Bezwinger jenes alten Nichts,
Erhabner Schöpfer weiter Welten!
Auf dessen Allmachtswink, sich tausend Sonnen stellten,
Vertheilte Quellen alles Lichts.
Vernünftiger Geschöpfe Glück!
Der Güter Urquell, die auf Millionen Erden,
Und in den Himmeln selbst, der Gottheit Meisterstück,
Das Paradies der Geister werden.
Herr! der du alles schuffst, und dessen Wunderhand
Noch jetzt das Sternenreich umspannt;
Des Weldbaus Pfeiler hält, daß sie nicht kraftlos wanken:
Von deren Drohn der Abgrund bebt,
Der Ocean erschrickt, und Inseln neu erhebt;
Wann Berge schreckensvoll mit bangen Häuptern schwanken.

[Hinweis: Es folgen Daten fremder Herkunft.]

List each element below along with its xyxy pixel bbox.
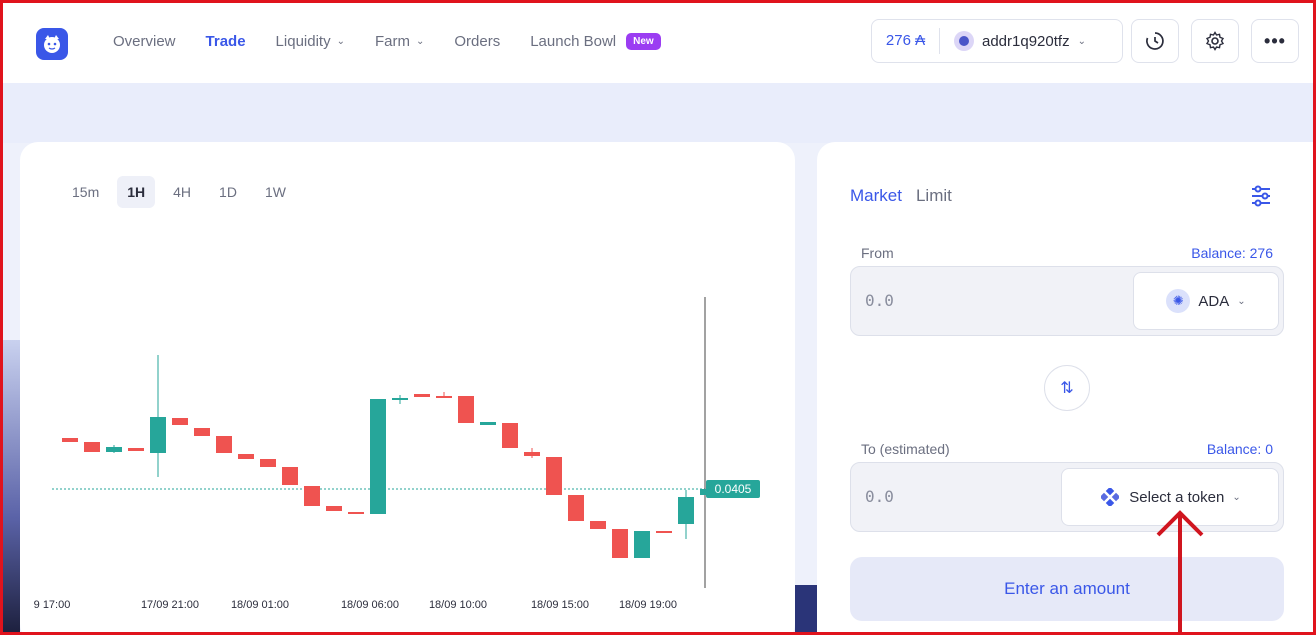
wallet-address: addr1q920tfz [982, 32, 1070, 50]
candle [326, 506, 342, 511]
candle [458, 396, 474, 423]
background-decoration [795, 585, 817, 635]
x-tick-label: 18/09 10:00 [429, 599, 487, 611]
main-nav: Overview Trade Liquidity ⌄ Farm ⌄ Orders L… [113, 33, 691, 50]
candle [634, 531, 650, 558]
candle [392, 398, 408, 400]
swap-arrows-icon: ⇅ [1060, 380, 1074, 397]
history-icon [1146, 32, 1164, 50]
to-balance: Balance: 0 [1206, 441, 1273, 457]
nav-launch-bowl[interactable]: Launch Bowl New [530, 33, 661, 50]
sliders-icon[interactable] [1250, 184, 1272, 208]
background-decoration [3, 340, 20, 635]
enter-amount-button[interactable]: Enter an amount [850, 557, 1284, 621]
annotation-arrow-icon [1156, 510, 1204, 635]
tab-market[interactable]: Market [850, 186, 902, 206]
from-token-label: ADA [1198, 292, 1230, 310]
candle [194, 428, 210, 436]
candle [370, 399, 386, 514]
select-token-label: Select a token [1129, 488, 1225, 506]
new-badge: New [626, 33, 661, 50]
price-chart[interactable]: 0.0405 9 17:00 17/09 21:00 18/09 01:00 18/0… [20, 142, 795, 622]
x-tick-label: 9 17:00 [34, 599, 71, 611]
chevron-down-icon: ⌄ [336, 36, 345, 47]
to-field: 0.0 Select a token ⌄ [850, 462, 1284, 532]
from-token-button[interactable]: ✺ ADA ⌄ [1133, 272, 1279, 330]
from-field: 0.0 ✺ ADA ⌄ [850, 266, 1284, 336]
gear-icon [1205, 31, 1225, 51]
wallet-avatar-icon [954, 31, 974, 51]
tab-limit[interactable]: Limit [916, 186, 952, 206]
wallet-button[interactable]: 276 ₳ addr1q920tfz ⌄ [871, 19, 1123, 63]
to-amount-input[interactable]: 0.0 [865, 487, 894, 506]
more-icon: ••• [1264, 30, 1286, 51]
candle [150, 417, 166, 453]
candle [62, 438, 78, 442]
to-label: To (estimated) [861, 441, 950, 457]
candle [502, 423, 518, 448]
from-amount-input[interactable]: 0.0 [865, 291, 894, 310]
candle [260, 459, 276, 467]
candle [678, 497, 694, 524]
nav-farm[interactable]: Farm ⌄ [375, 33, 424, 50]
x-tick-label: 17/09 21:00 [141, 599, 199, 611]
chevron-down-icon: ⌄ [1232, 491, 1241, 503]
candle [656, 531, 672, 533]
candle [106, 447, 122, 452]
top-navigation-bar: Overview Trade Liquidity ⌄ Farm ⌄ Orders L… [3, 3, 1313, 83]
wallet-balance: 276 ₳ [872, 28, 940, 54]
candle [590, 521, 606, 529]
candle [216, 436, 232, 453]
nav-liquidity[interactable]: Liquidity ⌄ [276, 33, 345, 50]
nav-orders[interactable]: Orders [454, 33, 500, 50]
last-price-label: 0.0405 [715, 482, 752, 496]
x-tick-label: 18/09 19:00 [619, 599, 677, 611]
app-logo-icon[interactable] [36, 28, 68, 60]
background-band [3, 83, 1313, 143]
candle [238, 454, 254, 459]
candle [612, 529, 628, 558]
from-label: From [861, 245, 894, 261]
chart-panel: 15m 1H 4H 1D 1W 0.0405 9 17:00 17/09 21:0… [20, 142, 795, 635]
candle [84, 442, 100, 452]
candle [304, 486, 320, 506]
nav-overview[interactable]: Overview [113, 33, 176, 50]
switch-direction-button[interactable]: ⇅ [1044, 365, 1090, 411]
more-button[interactable]: ••• [1251, 19, 1299, 63]
candle [282, 467, 298, 485]
candle [348, 512, 364, 514]
chevron-down-icon: ⌄ [1237, 295, 1246, 307]
x-tick-label: 18/09 06:00 [341, 599, 399, 611]
candle [480, 422, 496, 425]
x-axis-ticks: 9 17:00 17/09 21:00 18/09 01:00 18/09 06:00… [34, 599, 677, 611]
token-placeholder-icon [1099, 486, 1121, 508]
chevron-down-icon: ⌄ [1077, 35, 1086, 47]
candle [568, 495, 584, 521]
chevron-down-icon: ⌄ [415, 36, 425, 47]
candle [436, 396, 452, 398]
candle [414, 394, 430, 397]
candle [128, 448, 144, 451]
candle [546, 457, 562, 495]
settings-button[interactable] [1191, 19, 1239, 63]
x-tick-label: 18/09 01:00 [231, 599, 289, 611]
candle [172, 418, 188, 425]
swap-panel: Market Limit From Balance: 276 0.0 ✺ ADA… [817, 142, 1313, 635]
x-tick-label: 18/09 15:00 [531, 599, 589, 611]
candles-group [62, 355, 716, 558]
ada-icon: ✺ [1166, 289, 1191, 313]
from-balance: Balance: 276 [1191, 245, 1273, 261]
nav-trade[interactable]: Trade [206, 33, 246, 50]
history-button[interactable] [1131, 19, 1179, 63]
candle [524, 452, 540, 456]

Gott, aller Weisheit reicher Quell!
Laß Tropfen deiner Gunst in meine Seele fließen:
Daß Geist, Verstand und Wahrheit schnell,
Sich in mein Trauerlied um Sachsens Haupt ergießen.
1. Antistrophe.
Ihr Völker seufzet! Friedrich fällt:
Ihr Länder weint; der Elbstrom klaget.
Provinzen Sachsenlands, die ihr verzweifelnd zaget,
Schaut, eure Raute liegt zerschellt!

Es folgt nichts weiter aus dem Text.